Aos 65 anos resolveu dar nova vida a um coro adormecido - da Igreja Matriz de Nossa Senhora Candelária - assumindo o posto outrora ocupado pelos grandes mestres da música ituana. Os tempos eram outros, a música paroquial sofrera com a reforma conciliar, perdendo brilho daquele repertório antigo. Ela organizou um grupo de 45 membros, semanalmente atuante. Gente da comunidade, que não conhecia os rigores da linguagem musical, se misturou a experientes cantores, fortalecendo a vida da música em Itu.
Todos nós, cantores de música sacra, bebemos dessa fonte de experiência, ouvindo-a e vendo-a executar a música nas solenes celebrações, como durante a Procissão de Passos, outra tradição que ela manteve viva para que pudéssemos ver e ouvir.
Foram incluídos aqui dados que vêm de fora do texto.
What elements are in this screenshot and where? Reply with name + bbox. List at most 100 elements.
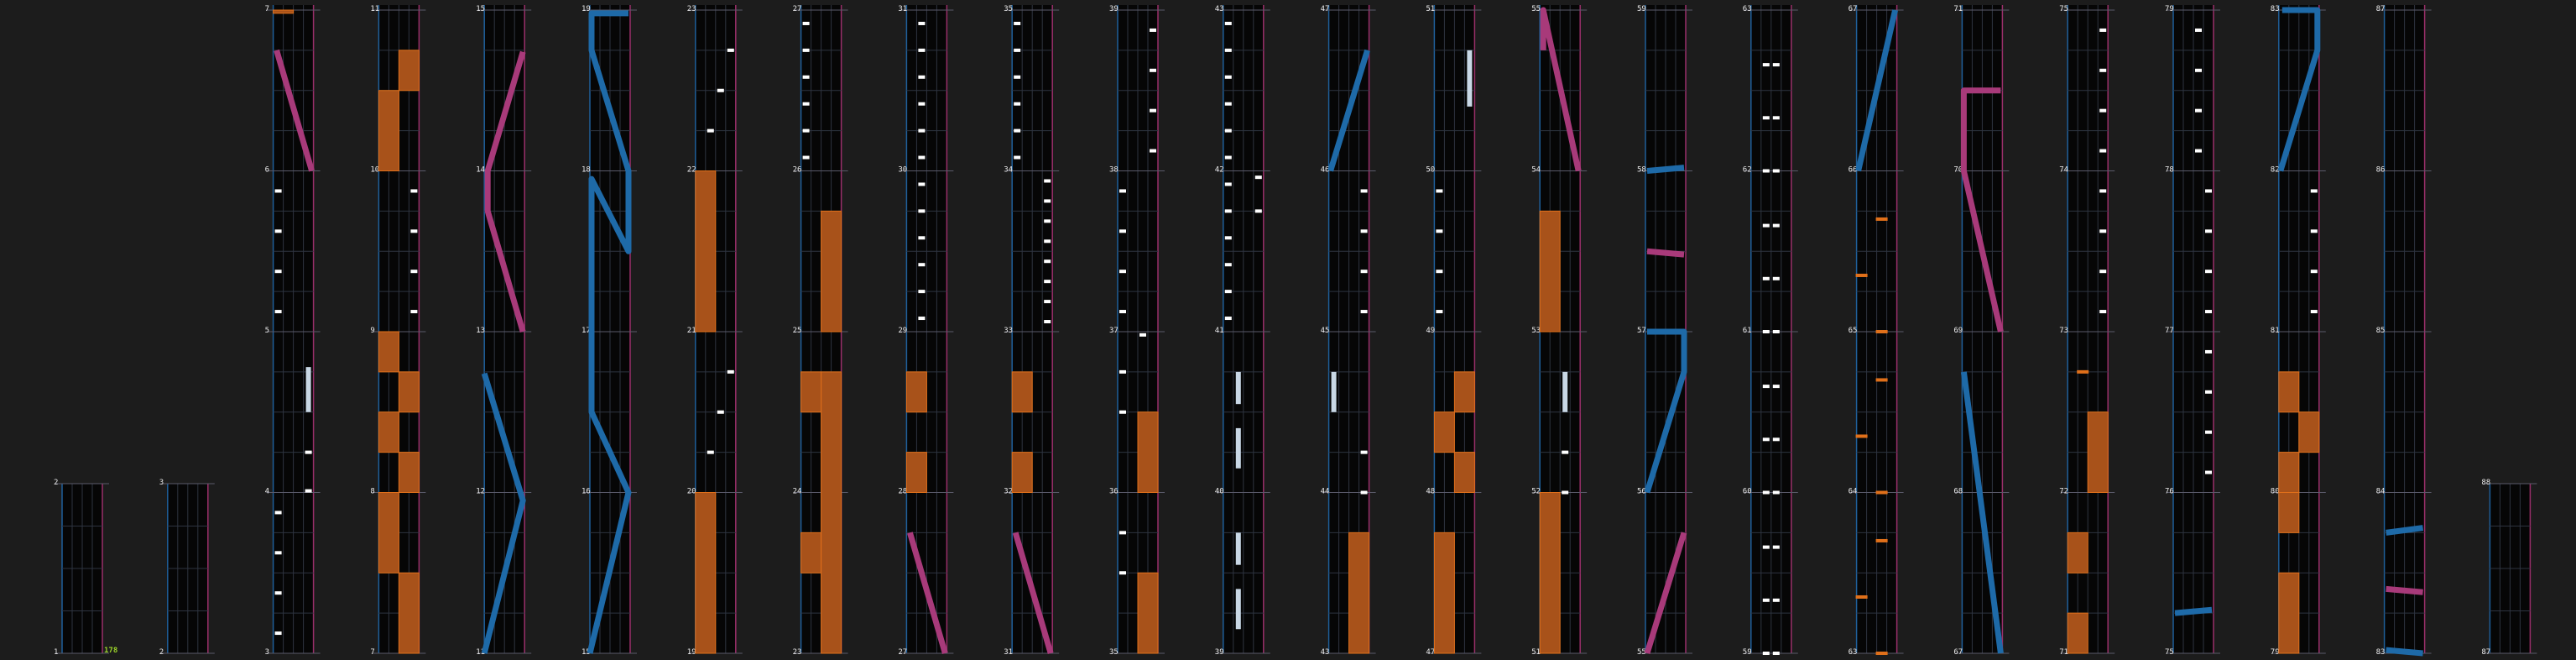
lane-column: 35 36 37 38 39 bbox=[1109, 5, 1165, 657]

Ela também foi Verônica na Semana Santa, por duas vezes; ao longo da vida ensaiou pacientemente tantas e tantas jovens que sonhavam em cantar o papel daquela mulher oculta que encontrou o Salvador no caminho da sua agonia.
Há dez anos, porém, a impossibilidade de enxergar com clareza lhe reduziu a atividade externa. Perto de completar 90 anos afastou-se definitivamente do Coro Paroquial e, sem estímulo, o grupo desapareceu.
A maestrina Ruth de Arruda Castro vive hoje os melhores dias de sua vida, cercada do carinho da família, dos amigos que a visitam frequentemente, gente que cantou com ela, que vibrou com a possibilidade de tomar parte de um coro, entoar belas melodias, desafiando os limites do amadorismo, ganhando qualidade pela competência da afinadíssima regente. Seu bom gosto musical nunca deixou morrer um importante repertório musical, que foi oferecendo para que outros coros continuassem cantando.
Nesse momento feliz, em que ela completa seu centenário, não posso deixar de agradecer, pelo que aprendi, pelo que tenho aprendido, pela sua gentil colaboração com a memória da música ituana, oferecendo o acervo pessoal de partituras, fotos, objetos, ao Museu da Música, para que possamos compreender melhor o tempo em que atuou.
Neste domingo, novamente a Igreja do Carmo se encherá de boa música sacra, dois coros - Marianos do Carmo e Vozes de Itu - cantando e louvando a alegria de viver da notável senhora, que contagia quem acompanha seus passos firmes. Serão acordes de júbilo e gratidão.